Do zamachu nie przyznała się żadna organizacja. Kamery zarejestrowały moment wybuchu na lotnisku im. Atatürka, gdy jeden z terrorystów samobójców pada postrzelony na lotniskowym korytarzu i odpala bombę. Po chwili drugi szaleniec odpala ładunek ukryty pod ubraniem. Przerwa i następny, tym razem zdetonował ładunek trzeci terrorysta na parkingu przed lotniskiem, gdyż nie udało mu się dostać do hali odlotów.

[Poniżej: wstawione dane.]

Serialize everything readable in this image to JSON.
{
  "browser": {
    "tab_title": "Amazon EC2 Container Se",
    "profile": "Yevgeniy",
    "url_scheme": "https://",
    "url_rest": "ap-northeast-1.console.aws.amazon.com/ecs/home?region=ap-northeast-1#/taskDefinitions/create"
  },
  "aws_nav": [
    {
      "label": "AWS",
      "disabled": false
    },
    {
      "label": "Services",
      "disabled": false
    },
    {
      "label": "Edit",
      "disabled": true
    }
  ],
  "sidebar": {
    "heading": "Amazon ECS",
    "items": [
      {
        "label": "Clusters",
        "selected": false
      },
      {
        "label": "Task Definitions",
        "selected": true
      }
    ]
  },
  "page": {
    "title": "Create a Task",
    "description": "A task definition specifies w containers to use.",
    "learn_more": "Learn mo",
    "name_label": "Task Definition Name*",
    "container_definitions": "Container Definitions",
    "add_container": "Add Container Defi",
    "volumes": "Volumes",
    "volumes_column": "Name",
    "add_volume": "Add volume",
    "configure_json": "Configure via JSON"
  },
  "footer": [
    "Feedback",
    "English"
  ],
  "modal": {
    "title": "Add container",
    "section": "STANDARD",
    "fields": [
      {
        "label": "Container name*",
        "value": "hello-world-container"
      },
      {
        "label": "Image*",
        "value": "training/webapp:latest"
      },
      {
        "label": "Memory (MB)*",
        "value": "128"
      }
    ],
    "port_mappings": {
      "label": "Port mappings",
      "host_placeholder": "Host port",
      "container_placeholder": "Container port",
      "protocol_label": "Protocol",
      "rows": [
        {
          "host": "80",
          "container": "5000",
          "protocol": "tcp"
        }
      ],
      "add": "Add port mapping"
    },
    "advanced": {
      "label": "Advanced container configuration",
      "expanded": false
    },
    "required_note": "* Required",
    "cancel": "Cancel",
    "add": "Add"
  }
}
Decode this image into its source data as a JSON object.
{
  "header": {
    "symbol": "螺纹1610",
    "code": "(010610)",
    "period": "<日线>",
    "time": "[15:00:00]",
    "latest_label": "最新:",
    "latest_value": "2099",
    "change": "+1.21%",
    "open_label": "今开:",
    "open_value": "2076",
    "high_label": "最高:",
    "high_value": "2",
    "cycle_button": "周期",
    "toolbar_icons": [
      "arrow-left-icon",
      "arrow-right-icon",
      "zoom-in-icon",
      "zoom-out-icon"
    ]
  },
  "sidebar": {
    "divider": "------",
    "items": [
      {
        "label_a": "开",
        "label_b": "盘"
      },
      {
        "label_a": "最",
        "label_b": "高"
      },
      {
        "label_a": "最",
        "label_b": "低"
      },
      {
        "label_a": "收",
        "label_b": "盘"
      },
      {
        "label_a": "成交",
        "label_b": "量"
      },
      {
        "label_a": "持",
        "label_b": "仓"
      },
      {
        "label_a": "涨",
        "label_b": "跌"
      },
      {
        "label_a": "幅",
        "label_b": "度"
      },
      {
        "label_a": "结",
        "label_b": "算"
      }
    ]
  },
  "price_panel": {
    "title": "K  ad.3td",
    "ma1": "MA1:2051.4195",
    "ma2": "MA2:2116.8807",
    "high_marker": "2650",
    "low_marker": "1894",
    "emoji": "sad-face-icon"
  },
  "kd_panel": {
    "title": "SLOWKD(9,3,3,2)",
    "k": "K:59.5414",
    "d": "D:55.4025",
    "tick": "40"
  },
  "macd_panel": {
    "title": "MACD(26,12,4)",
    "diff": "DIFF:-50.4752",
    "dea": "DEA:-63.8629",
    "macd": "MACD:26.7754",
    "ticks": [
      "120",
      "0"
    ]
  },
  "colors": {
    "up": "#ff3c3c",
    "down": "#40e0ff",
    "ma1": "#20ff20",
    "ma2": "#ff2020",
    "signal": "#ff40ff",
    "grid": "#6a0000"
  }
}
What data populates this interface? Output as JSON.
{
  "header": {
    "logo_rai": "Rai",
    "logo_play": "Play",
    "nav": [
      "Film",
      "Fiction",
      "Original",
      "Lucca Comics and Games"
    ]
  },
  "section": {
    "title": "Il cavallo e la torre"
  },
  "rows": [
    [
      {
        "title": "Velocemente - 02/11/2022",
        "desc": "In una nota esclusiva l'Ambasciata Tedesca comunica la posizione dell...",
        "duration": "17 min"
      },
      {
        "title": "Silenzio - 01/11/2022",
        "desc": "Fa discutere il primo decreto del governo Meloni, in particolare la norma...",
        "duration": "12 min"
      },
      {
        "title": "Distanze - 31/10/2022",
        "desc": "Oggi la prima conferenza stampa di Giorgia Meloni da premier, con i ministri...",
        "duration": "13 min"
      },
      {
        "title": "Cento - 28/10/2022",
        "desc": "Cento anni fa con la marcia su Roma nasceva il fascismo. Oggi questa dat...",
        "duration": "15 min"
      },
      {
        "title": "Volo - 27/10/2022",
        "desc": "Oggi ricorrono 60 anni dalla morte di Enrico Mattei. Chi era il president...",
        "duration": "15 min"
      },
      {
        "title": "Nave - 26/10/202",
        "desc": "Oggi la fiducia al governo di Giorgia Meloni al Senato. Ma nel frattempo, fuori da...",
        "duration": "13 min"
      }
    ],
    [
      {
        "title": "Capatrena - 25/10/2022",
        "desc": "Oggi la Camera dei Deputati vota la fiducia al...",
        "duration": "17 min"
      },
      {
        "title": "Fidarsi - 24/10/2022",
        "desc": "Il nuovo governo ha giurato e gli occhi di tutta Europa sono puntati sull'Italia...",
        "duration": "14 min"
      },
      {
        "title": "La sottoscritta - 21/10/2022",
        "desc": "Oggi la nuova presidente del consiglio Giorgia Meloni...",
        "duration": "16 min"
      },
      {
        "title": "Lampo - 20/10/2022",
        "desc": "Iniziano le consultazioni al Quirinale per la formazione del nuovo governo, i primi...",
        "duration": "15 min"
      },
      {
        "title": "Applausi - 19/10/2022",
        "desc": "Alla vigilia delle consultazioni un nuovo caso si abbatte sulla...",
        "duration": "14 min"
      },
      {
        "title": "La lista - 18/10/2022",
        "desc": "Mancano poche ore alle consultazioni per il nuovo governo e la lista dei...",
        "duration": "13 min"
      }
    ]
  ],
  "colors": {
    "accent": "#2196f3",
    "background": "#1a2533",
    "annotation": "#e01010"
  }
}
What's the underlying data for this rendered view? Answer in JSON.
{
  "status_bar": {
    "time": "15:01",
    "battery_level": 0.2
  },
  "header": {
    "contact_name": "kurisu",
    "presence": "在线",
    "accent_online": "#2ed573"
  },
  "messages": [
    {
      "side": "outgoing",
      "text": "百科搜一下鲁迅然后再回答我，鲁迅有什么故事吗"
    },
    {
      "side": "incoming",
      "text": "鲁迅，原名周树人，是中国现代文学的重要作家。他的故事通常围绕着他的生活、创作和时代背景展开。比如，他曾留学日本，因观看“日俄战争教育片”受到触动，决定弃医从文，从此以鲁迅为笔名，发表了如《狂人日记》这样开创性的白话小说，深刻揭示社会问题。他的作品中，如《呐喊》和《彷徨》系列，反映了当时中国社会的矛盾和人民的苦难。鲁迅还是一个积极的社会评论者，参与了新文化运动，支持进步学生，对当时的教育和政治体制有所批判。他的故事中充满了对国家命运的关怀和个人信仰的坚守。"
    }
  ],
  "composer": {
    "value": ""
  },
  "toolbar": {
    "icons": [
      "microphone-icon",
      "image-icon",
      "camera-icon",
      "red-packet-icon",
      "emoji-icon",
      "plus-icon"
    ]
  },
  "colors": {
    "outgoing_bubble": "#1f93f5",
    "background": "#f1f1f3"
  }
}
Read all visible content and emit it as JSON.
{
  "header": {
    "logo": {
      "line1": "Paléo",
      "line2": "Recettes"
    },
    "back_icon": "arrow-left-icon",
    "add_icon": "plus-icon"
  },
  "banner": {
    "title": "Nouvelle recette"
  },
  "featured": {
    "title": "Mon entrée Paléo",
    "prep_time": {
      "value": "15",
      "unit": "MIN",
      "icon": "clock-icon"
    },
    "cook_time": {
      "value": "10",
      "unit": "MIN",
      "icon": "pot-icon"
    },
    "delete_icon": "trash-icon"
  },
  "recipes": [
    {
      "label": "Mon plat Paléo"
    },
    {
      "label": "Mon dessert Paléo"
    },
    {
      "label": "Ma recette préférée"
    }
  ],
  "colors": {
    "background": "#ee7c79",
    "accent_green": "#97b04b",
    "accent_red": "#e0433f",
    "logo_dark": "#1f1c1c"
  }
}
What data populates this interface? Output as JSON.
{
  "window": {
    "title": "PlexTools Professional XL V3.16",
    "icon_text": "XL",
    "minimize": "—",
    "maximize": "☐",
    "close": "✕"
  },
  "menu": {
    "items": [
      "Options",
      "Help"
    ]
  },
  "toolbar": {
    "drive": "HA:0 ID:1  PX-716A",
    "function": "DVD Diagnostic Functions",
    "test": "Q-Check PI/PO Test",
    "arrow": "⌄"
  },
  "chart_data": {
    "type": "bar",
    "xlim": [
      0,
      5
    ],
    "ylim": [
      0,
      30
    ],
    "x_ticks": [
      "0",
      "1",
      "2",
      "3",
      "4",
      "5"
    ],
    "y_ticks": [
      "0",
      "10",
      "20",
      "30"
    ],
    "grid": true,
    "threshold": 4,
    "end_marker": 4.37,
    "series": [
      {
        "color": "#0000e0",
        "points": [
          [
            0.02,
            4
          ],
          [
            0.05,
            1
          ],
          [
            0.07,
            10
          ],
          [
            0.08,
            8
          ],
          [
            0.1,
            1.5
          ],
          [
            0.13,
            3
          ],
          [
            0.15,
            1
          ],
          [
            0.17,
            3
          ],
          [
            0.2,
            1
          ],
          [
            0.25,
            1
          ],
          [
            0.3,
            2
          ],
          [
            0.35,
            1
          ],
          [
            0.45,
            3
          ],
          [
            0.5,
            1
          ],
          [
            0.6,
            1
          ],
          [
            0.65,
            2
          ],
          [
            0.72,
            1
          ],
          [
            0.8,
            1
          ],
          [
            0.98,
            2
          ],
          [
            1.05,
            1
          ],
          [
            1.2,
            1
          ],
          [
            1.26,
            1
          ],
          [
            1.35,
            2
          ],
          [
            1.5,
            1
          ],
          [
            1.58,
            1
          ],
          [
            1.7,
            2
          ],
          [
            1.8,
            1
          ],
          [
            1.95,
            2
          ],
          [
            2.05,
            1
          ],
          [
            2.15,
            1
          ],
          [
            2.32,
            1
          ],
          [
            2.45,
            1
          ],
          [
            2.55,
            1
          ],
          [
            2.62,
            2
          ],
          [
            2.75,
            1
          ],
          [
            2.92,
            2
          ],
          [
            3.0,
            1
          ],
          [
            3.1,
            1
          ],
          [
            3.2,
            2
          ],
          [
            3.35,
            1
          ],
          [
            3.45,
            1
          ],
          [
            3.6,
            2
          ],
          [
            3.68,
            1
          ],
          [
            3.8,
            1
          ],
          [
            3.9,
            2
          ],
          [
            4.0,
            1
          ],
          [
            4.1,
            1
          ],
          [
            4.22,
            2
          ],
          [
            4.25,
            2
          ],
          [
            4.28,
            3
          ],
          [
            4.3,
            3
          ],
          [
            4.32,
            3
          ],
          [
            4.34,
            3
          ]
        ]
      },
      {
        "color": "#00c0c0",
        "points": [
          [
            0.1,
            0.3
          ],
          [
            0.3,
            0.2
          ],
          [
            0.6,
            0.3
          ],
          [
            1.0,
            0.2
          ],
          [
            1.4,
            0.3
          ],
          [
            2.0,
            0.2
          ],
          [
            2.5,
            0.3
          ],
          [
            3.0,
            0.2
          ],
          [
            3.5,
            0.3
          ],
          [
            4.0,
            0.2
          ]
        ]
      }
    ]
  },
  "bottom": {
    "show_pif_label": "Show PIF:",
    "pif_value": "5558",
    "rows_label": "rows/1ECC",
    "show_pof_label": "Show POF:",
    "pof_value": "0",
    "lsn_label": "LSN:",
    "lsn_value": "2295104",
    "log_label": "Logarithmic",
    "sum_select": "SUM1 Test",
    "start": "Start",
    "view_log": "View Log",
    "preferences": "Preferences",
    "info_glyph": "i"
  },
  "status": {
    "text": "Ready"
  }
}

Jak podała policja, przed odpaleniem dwóch pierwszych bomb terroryści otworzyli z pistoletów maszynowych ogień do pasażerów. Do akcji szybko przestąpili policjanci. Władze tureckie oskarżyły o zamach dżihadystów z tzw. Państwa Islamskiego.
Zamach wywołał paraliż lotniska, przez kilka godzin nie odprawiano żadnych samolotów. Dopiero w środę, 29 czerwca, rano częściowo port lotniczy otwarto.
Świadkowie opisywali kałuże krwi i ludzkie szczątki walające się na lotniskowych korytarzach. Taki makabryczny obraz po wybuchach zapamiętał m.in. Laurence Cameron, brytyjski kamerzysta, który podróżował akurat z krajów nadbałtyckich do Izmiru.
Inny świadek masakry opisywał dramatyczny moment, kiedy lotniskowy policjant powalił na ziemię terrorystę tuż przed tym, jak udało się szaleńcowi odpalić bombę.
Turcja wstrząsana jest od miesięcy zamachami terrorystycznymi. Do niektórych przyznało się Państwo Islamskie, co miało być odwetem za bombardowanie ich pozycji przez lotnictwo Ankary. Inne natomiast były przeprowadzone przez Kurdów. Pozycje tych ostatnich były również bombardowane przez lotnictwo Turcji w ramach operacji przeciwko dżihadystom.